Today’s ads allow two-way conversations where consumers provide direct feedback to a brand. Ad creative has evolved significantly from the MadMen days of Don Draper, when advertisers only made outbound statements to consumers. Active preference ads are one example of an interactive ad that exists today. These ads ask viewers to – through a direct declaration – describe their current preference with respect to a specific brand, product, or offer. Each ad poses a multiple-choice question; when the consumer responds, the brand gains a real-time and directly-relevant understanding of his or her preference.
Think of an electric toothbrush company that releases an electric flosser product. In order to qualify the audience and avoid wasting impressions to those who are not intenders for a flossing product – the brand must distinguish between those who floss their teeth versus those who don’t. An active preference ad would allow consumers to sort themselves by answering this question.
These ads also give consumers the opportunity to voice how often they floss as well as whether they have frustration with regular dental floss. These two options help a brand to determine the likelihood of the consumer purchasing an electric flosser, and to disregard or target him or her accordingly.
Active preference ads drive performance, deliver insights, and – of the four types of positive response that can be modeled (below) – are the most accurate and the best predictors of response.
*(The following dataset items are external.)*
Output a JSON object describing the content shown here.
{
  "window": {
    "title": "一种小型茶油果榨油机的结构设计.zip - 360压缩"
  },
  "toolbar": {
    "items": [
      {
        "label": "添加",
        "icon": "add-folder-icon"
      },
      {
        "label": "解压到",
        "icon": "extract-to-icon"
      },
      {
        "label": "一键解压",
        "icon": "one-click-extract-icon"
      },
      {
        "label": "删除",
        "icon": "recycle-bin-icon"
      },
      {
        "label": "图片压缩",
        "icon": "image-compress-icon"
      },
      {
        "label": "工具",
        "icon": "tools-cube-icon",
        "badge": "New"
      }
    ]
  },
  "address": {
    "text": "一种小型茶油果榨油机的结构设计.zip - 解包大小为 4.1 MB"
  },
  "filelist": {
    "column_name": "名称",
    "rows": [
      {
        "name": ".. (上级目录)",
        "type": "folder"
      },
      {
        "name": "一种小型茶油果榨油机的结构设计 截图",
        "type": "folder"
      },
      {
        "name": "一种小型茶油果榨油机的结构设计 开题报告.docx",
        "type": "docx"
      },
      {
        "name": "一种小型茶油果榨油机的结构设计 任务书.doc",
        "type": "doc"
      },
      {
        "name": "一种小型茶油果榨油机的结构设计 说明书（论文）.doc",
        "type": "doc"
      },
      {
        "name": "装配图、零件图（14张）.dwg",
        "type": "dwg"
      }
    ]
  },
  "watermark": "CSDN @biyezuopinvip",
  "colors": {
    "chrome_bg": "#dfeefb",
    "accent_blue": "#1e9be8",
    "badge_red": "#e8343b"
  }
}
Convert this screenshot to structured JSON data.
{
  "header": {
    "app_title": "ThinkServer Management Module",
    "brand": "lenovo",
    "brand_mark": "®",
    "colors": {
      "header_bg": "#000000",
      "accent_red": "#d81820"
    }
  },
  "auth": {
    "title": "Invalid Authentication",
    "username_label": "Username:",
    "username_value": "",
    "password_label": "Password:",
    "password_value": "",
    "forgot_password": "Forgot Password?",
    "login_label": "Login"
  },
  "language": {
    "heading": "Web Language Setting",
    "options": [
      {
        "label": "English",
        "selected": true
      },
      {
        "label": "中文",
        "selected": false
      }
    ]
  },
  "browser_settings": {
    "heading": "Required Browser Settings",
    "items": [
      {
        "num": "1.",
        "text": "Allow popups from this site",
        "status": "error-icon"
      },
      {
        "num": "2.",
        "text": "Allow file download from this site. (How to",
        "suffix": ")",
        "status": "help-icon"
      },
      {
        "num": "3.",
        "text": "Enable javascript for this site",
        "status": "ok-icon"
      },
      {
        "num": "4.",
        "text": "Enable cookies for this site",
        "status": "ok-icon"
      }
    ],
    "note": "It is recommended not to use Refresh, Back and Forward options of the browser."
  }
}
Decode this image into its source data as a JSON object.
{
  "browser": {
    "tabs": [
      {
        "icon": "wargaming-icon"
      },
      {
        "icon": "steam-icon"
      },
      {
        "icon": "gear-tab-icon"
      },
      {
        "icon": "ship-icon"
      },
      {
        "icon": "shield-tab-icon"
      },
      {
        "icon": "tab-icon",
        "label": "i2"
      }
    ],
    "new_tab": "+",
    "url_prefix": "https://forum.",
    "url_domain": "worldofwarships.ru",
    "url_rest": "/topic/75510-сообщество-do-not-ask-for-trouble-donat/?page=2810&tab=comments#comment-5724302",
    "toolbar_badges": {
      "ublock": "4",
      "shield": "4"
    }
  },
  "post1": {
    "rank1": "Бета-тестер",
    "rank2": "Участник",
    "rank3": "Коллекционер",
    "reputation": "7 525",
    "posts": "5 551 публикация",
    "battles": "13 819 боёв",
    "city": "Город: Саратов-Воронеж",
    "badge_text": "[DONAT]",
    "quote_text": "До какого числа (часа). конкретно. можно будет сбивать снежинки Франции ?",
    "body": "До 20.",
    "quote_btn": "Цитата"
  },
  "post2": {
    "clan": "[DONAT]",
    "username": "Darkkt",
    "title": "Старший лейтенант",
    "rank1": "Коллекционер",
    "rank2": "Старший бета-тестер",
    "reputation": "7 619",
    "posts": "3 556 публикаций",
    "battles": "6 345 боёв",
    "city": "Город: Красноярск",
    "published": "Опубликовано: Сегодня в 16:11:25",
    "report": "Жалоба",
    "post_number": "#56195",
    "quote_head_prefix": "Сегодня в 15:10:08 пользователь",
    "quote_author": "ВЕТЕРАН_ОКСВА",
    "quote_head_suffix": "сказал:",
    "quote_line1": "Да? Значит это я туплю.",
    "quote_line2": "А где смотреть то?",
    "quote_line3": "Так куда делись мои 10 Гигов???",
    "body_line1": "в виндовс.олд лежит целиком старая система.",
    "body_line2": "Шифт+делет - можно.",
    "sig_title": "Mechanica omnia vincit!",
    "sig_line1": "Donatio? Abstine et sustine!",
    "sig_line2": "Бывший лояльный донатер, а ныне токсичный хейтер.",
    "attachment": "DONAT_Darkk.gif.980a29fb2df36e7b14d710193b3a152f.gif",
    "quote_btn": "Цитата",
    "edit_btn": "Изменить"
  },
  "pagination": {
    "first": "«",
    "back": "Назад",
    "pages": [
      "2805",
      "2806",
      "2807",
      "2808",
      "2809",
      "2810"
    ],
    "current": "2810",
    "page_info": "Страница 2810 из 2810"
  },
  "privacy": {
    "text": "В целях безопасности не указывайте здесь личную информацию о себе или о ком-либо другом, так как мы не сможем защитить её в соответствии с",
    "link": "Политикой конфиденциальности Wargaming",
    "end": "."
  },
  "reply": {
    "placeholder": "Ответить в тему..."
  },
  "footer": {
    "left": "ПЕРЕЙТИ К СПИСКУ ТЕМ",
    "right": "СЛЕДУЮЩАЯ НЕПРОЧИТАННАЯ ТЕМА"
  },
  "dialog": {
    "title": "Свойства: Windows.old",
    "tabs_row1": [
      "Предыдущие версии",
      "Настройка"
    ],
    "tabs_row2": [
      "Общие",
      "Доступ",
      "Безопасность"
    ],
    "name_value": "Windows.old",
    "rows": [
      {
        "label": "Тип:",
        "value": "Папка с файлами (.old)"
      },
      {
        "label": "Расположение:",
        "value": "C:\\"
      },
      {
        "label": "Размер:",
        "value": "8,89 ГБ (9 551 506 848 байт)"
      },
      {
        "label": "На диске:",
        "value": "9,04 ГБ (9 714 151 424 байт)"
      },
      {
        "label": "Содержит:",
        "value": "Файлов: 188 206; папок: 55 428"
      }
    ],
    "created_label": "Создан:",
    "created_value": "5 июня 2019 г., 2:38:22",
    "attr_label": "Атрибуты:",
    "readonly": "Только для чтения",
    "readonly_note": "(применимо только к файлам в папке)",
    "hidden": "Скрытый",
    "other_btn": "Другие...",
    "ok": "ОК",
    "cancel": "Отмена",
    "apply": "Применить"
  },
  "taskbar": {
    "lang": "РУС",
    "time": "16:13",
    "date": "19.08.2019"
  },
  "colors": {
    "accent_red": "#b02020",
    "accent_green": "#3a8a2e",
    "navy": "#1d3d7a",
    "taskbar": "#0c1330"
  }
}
Here’s why.
Third party data is the most readily available, but, as a stand-alone solution, it is the most challenging to use. Third party data providers build their segments to be generally applicable to many marketing efforts and therefore include as many members as possible. Each segment paints a broad and all-inclusive picture of its members. There may be some cases where an advertiser’s product aligns well with a prebuilt third party segment (think of Maserati targeting its car ad to the IAB’s “Automotive: Maserati” segment), but most segments do not align perfectly with the product, service, or offer being advertised.
Consider a brand that manufactures designer watches. Because these watches are more expensive than others on the market, the brand chooses to advertise to certain income segments. Within those segments, though, the brand has no way of knowing which consumers are in the market for a new watch. Or whether the consumers even wear a watch in the first place. An active preference ad would allow the brand to qualify consumers according to their interests, disregarding consumers who don’t need a watch as well as those who are satisfied with their watches now, and focusing on those consumers who are in the market for a new watch. By running an active preference ad prior to the start of the brand’s campaign, the advertiser might learn that, within a certain income segment, the the true intender persona skews toward a male in his thirties who is in a professional business role and interested in luxury.
Site pixels provide some information about visitors who have shown interest in the specific product or service, which is an improvement from segment targeting. Site pixels usually provide a strong enough signal to build a predictive model, and they allow an advertiser to target more people like the site visitors. However, they give no indication of whether the profiled site visitors are the best audience for ads. Let’s say that a department store runs ads targeted to fathers for Mother’s Day and to mother’s for Father’s Day; it deduces that the other parent is responsible for purchasing presents for each holiday, and the brand is right – click-through rates soar. Both ads perform very well. Later in the year, the brand runs a Christmas campaign to consumers who have visited its website throughout the year. The creative shows an ad for male and female sweaters. It performs poorly. This could be for any number of reasons – parents are shopping in-person; parents are more focused on buying presents for their children; parents are buying jewelry and home improvement products more so than clothing; parents only make up a small portion of website visitors throughout the year, and the other consumers aren’t interested. Regardless of the reason, the brand isn’t able to determine preference by simply having a site pixel on its site.
Campaign response is the next best type of data. By combining third party data with both positive and negative campaign responses, machine-learning systems can identify intersections of several segments that truly differentiate responders from non-responders. These models can be highly effective in predicting response for targeting. Campaign response shares one weakness with site pixels, though. While it can differentiate responders from non-responders, it has no visibility into why consumers act the way they do. Response may be muddled by attraction to the creative or boredom with the surrounding content. Ad response does not have any information about the consumer’s actual and immediate preference for the offered product over a competitive alternative. Let’s say that an online travel agency wants to market all-inclusive Caribbean packages. In order to reach intenders, the brand shows ads depicting a couple on a beautiful beach. Responders will include people who like pictures of beaches and people who aspire to travel to the Caribbean someday. While they are responders, not all of them will be qualified prospects.
Active Preference allows consumers to respond to a differentiating question to show the option that they prefer. A kitchenware retail brand, for instance, might have a new waffle maker that it wants to advertise. It could start by determining the active preference of all consumers with a question like the one below.
Responses to the question in in the creative clearly separate those who prefer pancakes from those who prefer waffles, as well as those who are potential purchasers of an at-home maker versus those who tend to dine out for breakfast. Once the advertiser collects a set of people who prefer to make waffles at home, it is reasonably straightforward to correlate those active preferences with first and third party data and build a model that is very good at identifying the consumers who they should target with a waffle-maker ad. Ultimately, this is the most effective way to drive responses that continue to conversions that lead to bottom line revenue.